• BWV 565 Sublime TOCCATA ET FUGUE EN ré mineur

    BWV 565 Sublime TOCCATA ET FUGUE EN ré mineur

     

     

     

    TOCCATA ET FUGUE en ré mineur J.S. BACH

    Karl Von Strugger, la meilleure interprétation actuelle de l'oeuvre

     

           

     

    A ses débuts, Bach fut un très grand admirateur de Dietrich Buxtehude, au point de s'absenter plusieurs mois, pour le rencontrer en s'y rendant à pieds sur des dizaines de kilomètres alors qu'il travaillait pour la ville d'Arnstadt, afin d'aller l'écouter à Lübeck. Les œuvres pour orgue d'Allemagne du Nord de cette époque sont caractérisées par la présence du Stylus phantasticus, dérivé de l'improvisation. Ce dernier comprend des passages héroïques, aux harmonies recherchées et aux changements soudain de rythme. Ces pièces débutent généralement par une partie où le compositeur fait preuve de beaucoup de liberté. Dans sa composition, la toccata de Bach utilise énormément le stylus phantasticus.

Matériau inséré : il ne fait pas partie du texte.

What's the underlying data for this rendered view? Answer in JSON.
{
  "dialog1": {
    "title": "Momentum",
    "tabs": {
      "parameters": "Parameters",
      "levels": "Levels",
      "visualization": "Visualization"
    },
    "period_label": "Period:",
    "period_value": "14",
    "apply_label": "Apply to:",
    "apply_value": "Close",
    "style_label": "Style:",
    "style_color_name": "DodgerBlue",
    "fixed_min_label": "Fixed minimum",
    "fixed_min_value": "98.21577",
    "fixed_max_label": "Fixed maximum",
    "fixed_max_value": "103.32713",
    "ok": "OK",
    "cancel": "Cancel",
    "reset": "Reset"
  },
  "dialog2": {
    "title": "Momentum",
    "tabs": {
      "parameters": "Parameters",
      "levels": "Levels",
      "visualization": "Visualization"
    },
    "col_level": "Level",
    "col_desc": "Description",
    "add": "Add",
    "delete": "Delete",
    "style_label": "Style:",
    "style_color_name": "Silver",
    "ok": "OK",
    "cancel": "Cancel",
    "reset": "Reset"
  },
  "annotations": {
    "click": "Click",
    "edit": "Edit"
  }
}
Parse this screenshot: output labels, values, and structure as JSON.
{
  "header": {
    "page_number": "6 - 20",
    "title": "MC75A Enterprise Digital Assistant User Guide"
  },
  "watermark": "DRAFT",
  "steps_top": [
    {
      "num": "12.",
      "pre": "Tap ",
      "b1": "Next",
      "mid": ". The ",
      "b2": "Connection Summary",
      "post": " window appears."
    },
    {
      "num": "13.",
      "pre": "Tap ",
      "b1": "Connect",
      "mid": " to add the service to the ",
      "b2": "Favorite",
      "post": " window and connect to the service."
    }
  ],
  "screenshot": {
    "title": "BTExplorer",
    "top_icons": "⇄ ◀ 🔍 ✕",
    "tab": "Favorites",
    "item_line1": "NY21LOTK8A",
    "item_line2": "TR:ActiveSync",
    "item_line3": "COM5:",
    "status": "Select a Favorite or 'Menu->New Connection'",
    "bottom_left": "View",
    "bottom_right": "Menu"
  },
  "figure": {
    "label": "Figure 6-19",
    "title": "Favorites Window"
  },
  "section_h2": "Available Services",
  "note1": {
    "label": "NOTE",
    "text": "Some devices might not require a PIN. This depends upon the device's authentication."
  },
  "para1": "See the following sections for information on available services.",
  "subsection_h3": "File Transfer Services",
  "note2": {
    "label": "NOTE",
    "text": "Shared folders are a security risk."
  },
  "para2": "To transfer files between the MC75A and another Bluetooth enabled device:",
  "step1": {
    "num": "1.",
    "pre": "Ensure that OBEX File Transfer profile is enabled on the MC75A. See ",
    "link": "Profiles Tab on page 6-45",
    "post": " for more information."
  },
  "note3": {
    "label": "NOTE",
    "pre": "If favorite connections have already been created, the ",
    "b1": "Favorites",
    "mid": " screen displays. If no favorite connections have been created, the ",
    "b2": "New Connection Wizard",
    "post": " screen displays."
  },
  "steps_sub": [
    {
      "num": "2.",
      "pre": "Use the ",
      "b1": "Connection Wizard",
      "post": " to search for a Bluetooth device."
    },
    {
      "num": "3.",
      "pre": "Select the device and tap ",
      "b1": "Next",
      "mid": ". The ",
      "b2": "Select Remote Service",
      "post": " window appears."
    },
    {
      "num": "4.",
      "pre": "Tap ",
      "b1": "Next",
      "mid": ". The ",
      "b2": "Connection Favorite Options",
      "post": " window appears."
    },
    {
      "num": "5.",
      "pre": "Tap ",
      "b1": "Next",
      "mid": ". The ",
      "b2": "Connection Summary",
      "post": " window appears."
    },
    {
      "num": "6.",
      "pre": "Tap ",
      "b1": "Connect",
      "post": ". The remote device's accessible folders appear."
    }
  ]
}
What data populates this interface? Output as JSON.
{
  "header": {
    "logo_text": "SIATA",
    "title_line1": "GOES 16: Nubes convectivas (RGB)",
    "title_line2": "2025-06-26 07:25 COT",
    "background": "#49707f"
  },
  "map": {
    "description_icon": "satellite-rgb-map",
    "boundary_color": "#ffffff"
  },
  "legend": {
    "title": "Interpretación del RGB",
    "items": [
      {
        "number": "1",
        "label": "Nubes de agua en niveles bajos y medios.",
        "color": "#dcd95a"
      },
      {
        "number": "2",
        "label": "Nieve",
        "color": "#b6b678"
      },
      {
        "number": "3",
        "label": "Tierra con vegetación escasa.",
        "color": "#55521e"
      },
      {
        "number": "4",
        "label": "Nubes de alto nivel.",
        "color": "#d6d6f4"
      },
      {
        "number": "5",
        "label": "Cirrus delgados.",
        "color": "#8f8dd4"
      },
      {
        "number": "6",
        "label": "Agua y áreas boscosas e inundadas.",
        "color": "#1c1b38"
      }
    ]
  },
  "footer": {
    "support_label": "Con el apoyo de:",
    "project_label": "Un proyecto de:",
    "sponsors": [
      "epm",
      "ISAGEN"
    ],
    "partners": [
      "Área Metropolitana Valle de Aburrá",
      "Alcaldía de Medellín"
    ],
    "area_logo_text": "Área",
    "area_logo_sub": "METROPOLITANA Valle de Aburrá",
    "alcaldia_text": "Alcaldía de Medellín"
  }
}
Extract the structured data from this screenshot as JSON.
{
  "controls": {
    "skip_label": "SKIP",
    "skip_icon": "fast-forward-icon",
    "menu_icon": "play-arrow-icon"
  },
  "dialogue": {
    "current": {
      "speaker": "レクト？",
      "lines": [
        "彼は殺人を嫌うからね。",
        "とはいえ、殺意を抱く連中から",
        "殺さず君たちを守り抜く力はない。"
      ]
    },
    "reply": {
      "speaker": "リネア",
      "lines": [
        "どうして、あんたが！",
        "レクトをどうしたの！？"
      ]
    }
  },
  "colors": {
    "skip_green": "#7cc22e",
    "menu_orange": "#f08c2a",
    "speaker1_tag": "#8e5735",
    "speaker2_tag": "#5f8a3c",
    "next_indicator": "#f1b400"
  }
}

    La toccata  (de l'italien toccare toucher), est une pièce musicale pour instruments à clavier de style improvisé et virtuose — arpèges, traits, pédale, etc. Originellement destinée à permettre à un instrumentiste de prendre contact avec un instrument, cette forme dérive ensuite pour devenir une démonstration du talent de l'interprète et permettre de faire apprécier les qualités de l'instrument.

    Klaus Eidam avance l'hypothèse que l'œuvre de Bach a été écrite afin de mettre à rude épreuve la mécanique des orgues ainsi que le son et la jouabilité de l'instrument. En effet, on a souvent affirmé qu'avant de jouer sur un instrument, Jean-Sébastien Bach tirait tous les jeux de l'orgue afin d'en évaluer la puissance et la suffisance de vent produite par les soufflets. 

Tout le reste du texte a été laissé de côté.